Since the posterior distribution weights each possible combination of \((\alpha, \beta, \sigma)\) based on how likely it is conditioned on the observed data, the predictions derived/simulated from these parameter combinations are also weighted based on how likely they are (conditioned on the observed data).
After collecting data, we have fit a model and sampled from the posterior (and posterior predictive) distribution. Now we can do some visualizations.

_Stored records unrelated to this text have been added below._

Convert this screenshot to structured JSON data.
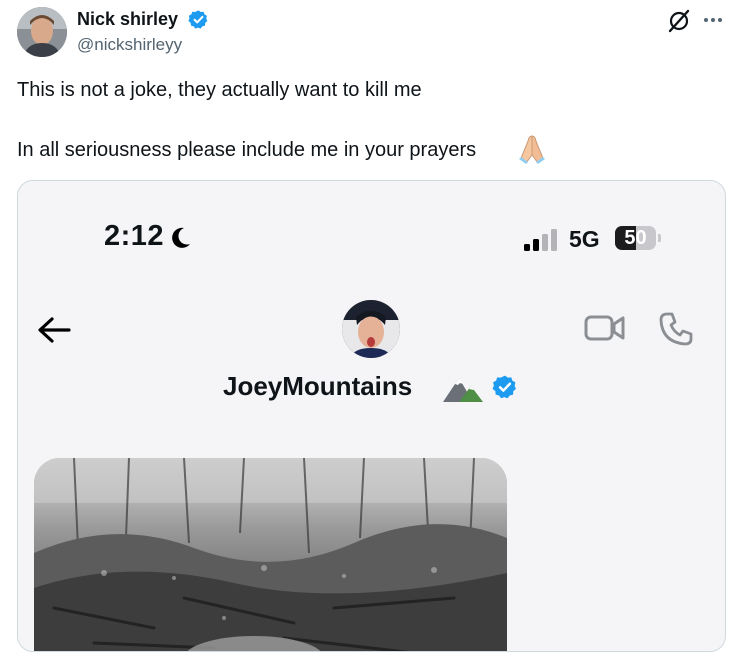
{
  "tweet": {
    "author": {
      "display_name": "Nick shirley",
      "handle": "@nickshirleyy",
      "verified": true
    },
    "text_lines": [
      "This is not a joke, they actually want to kill me",
      "In all seriousness please include me in your prayers"
    ],
    "emoji": "folded-hands-emoji",
    "actions": {
      "grok_icon": "grok-icon",
      "more_icon": "more-icon"
    }
  },
  "screenshot": {
    "status_bar": {
      "time": "2:12",
      "network": "5G",
      "battery_level": "50",
      "battery_fraction": 0.5
    },
    "chat_header": {
      "contact_name": "JoeyMountains",
      "verified": true,
      "icons": [
        "back-arrow-icon",
        "video-call-icon",
        "phone-call-icon",
        "mountain-emoji"
      ]
    },
    "message": {
      "type": "photo",
      "description_icon": "image-attachment"
    }
  },
  "colors": {
    "text_primary": "#0f1419",
    "text_secondary": "#536471",
    "verified_blue": "#1d9bf0",
    "card_border": "#cfd9de",
    "card_bg": "#f5f5f7"
  }
}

We’ll first look at the posterior predicted mean - basically \(p(\alpha + \beta \tilde{x} \; | \; y)\) for our grid of new \(\tilde{x}\) (x_pred
) with varying levels of probability intervals:
But we can do even better to visualize how our parameters relate to our predictions. We know that the \(i^{th}\) draw of parameters from the posterior, denoted \((\alpha^{[i]}, \beta^{[i]}, \sigma^{[i]})\), has been transformed to the data space by y_pred_mean
\(\!^{[i]}=\alpha^{[i]} + \beta^{[i]}\tilde{x}\) and y_pred
\(\!^{[i]}=\) y_pred_mean
\(\!^{[i]} + \epsilon, \;\; \epsilon \sim N(0, \sigma^{[i]})\), so we now have draws of y_pred
and y_pred_mean
.
(p_pred_mean_spaghetti <- preds_df %>%
group_by(.chain) %>%
filter(.iteration <= 10) %>%
ggplot() +
geom_line(aes(x = x_pred, y = y_pred_mean, group = .draw), color = "blue") +
geom_point(data = data,
mapping = aes(x = x, y = y)) +
ylab("y") +
xlab("x") +
transition_states(.draw, 0, 1) +
shadow_mark(future = TRUE, color = "gray50", alpha = 0.075))

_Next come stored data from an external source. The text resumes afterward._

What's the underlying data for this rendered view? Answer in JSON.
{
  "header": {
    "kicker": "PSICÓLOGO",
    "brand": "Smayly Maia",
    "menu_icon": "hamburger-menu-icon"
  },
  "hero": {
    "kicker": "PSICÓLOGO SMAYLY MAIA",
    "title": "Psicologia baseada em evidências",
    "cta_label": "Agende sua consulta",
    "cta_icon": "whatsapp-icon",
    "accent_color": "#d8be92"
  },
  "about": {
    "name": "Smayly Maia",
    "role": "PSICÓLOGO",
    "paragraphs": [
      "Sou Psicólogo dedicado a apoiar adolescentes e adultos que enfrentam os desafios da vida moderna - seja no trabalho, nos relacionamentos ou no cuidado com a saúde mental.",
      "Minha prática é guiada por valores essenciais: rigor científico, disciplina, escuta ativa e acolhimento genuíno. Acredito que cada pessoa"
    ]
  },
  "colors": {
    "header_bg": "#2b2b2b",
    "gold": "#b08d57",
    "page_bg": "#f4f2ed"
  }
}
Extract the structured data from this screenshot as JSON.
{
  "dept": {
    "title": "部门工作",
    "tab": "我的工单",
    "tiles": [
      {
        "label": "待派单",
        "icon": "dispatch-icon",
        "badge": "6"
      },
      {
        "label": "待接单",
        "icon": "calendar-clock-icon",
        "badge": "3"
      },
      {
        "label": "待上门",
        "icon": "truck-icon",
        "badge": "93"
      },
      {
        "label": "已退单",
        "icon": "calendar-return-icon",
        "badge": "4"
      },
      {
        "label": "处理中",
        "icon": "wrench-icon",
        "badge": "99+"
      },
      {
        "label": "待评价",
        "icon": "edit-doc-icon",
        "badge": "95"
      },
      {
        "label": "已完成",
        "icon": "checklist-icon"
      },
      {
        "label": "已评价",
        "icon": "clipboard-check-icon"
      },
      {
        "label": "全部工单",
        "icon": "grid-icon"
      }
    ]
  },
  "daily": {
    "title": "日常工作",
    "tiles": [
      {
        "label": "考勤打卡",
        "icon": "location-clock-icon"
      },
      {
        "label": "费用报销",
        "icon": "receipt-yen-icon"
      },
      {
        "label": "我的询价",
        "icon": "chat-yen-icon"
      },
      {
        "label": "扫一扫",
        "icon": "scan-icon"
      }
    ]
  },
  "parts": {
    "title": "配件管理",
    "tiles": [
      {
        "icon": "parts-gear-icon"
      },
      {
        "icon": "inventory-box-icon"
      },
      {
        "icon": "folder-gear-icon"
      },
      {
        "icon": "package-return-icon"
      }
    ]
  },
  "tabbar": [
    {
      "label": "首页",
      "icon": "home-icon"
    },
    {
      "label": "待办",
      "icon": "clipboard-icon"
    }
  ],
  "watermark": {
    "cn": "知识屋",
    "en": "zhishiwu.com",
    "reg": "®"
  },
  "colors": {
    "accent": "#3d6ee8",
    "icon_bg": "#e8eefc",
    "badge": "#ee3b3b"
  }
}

We can look at prediction intervals with varying levels of probability intervals:
At every value of \(\tilde{x}\), we have a posterior predictive distribution. Here’s what that looks like for a select few values of \(\tilde{x}\):
{preds_df %>%
filter(x_pred %in% seq(20, 30, by = 2))} %>%
ggplot() +
geom_line(. %>%
group_by(x_pred) %>%
summarize(mean = mean(y_pred_mean)),
mapping = aes(x = x_pred, y = mean)) +
stat_halfeye(aes(x = x_pred, y = y_pred, group = x_pred),
scale = 0.5, interval_size = 2, .width = 0.95,
point_interval = mean_qi, normalize = "xy",
alpha = 0.2, fill = "blue") +
geom_point(data = data,
mapping = aes(x = x, y = y)) +
ylab("y") +
xlab("x") +
coord_cartesian(ylim = c(30, 120))
As an aside, this plot should illustrate the difference between the posterior predicted mean (red) and posterior predictions (blue) - the intervals are much bigger for the predictions to the addition of residual variability.
{preds_df %>%
filter(x_pred %in% seq(20, 30, by = 2))} %>%
ggplot() +
geom_line(. %>%
group_by(x_pred) %>%
summarize(mean = mean(y_pred_mean)),
mapping = aes(x = x_pred, y = mean)) +
stat_halfeye(aes(x = x_pred, y = y_pred, group = x_pred),
scale = 0.5, interval_size = 2, .width = 0.95,
point_interval = mean_qi, normalize = "xy",
alpha = 0.2, fill = "blue") +
stat_halfeye(aes(x = x_pred, y = y_pred_mean, group = x_pred),
scale = 0.75, interval_size = 2, .width = 0.95,
point_interval = mean_qi, normalize = "xy",
alpha = 0.2, side = "left", fill = "red") +
geom_point(data = data,
mapping = aes(x = x, y = y)) +
ylab("y") +
xlab("x") +
coord_cartesian(ylim = c(30, 120))
Hopefully this document gives you a bit more understanding of the posterior distribution and how it relates to posterior predictions.